We can build on some key national assets. We have a strong science base, a powerful finance industry and some world beating technological and engineering skills. An effective industrial strategy would need to build on those national advantages. Science and innovation must be at the heart of any such strategy. The Green Paper Building on Industrial Strategy, published this January, promoted the concept of reshaping the relationship between government, business and universities with the creation of UK Research and Innovation (UKRI) and with a welcomed increased public investment in science and innovation. What was missing was the vision needed to develop an industrial strategy that is fit for purpose, with clear goals as to its intended economic outcomes and which can be implemented and monitored effectively.

The Green Paper did not set out how many sector deals the Government aspired to or whether it aimed to make deals with every sector. It failed to explain how industries of the future, which cannot be mapped onto existing sectors, will be promoted. The government must use UKRI to help develop ways to support research and businesses which do not fit easily into existing sectors.

We must put in place a coherent approach to tax and regulation for industry and science.
Brexit presents opportunities for businesses in the UK to gain competitive advantage from reforms to taxation and regulation that were previously not possible as part of the EU framework. Innovate UK has a good record of supporting the early transition of research out of universities, but it is the next stage, the scale up stage, where much larger and longer-term funds are required.

One model can be shown to be world beating, that of Wall Street and its investment in Silicon Valley technology. Whilst London has a leading stock exchange, we do not have an investment culture within the fund management industry which is prepared to embrace the needs for long-term capital, particularly for emerging science-based firms with the potential to grow significantly.

Sovereign wealth funds and US venture capital funds have recognised that gap in the UK and are taking advantage of the opportunity, to the detriment to our economy. The government needs to recognise its responsibilities for improving the availability of such long-term finance from UK funds.

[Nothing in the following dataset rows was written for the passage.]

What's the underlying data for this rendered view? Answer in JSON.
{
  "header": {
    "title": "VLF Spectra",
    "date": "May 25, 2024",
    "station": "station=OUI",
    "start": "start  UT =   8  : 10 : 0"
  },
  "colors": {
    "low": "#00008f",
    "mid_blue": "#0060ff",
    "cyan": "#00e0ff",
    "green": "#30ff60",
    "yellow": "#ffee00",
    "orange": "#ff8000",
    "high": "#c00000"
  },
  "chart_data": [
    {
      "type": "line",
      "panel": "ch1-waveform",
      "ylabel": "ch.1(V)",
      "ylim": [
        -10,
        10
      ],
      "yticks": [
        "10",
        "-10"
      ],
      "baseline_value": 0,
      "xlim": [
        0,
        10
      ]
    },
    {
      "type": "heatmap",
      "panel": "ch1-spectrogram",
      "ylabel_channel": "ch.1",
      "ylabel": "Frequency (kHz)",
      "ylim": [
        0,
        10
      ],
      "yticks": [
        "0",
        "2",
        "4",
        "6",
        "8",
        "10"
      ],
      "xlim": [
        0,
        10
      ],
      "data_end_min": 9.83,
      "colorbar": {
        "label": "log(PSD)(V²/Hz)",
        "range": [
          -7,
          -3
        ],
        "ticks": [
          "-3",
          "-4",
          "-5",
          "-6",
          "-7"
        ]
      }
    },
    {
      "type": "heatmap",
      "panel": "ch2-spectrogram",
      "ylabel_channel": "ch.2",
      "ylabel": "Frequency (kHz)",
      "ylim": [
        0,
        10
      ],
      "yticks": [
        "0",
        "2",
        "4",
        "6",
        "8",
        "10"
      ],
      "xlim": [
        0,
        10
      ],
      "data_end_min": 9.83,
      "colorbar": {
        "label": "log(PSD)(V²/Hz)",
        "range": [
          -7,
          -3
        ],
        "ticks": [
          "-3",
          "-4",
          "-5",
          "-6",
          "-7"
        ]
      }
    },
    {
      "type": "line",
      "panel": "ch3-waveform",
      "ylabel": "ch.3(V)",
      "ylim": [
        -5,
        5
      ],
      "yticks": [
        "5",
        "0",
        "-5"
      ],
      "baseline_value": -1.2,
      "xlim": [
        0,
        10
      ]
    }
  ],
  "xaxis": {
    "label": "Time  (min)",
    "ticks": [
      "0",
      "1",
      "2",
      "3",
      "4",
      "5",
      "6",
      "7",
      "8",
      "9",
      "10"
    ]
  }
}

The Government presented the Green Paper as a vision for the whole UK. Policy and delivery responsibilities for key features are devolved to administrations in Scotland, Wales and Northern Ireland, including skills, higher education, economic development and areas of procurement and infrastructure. It is not evident how great a role the devolved administrations played in writing the Green Paper. An industrial strategy, which successfully embraces the opportunities and needs of the whole UK, must be based on extensive consultation and collaboration with all devolved governments.

Over the coming months, much parliamentary scrutiny will be needed to help identify which polices are most likely to deliver economic growth for the next generation. I am confident that the House of Lords Science and Technology Committee will play its part.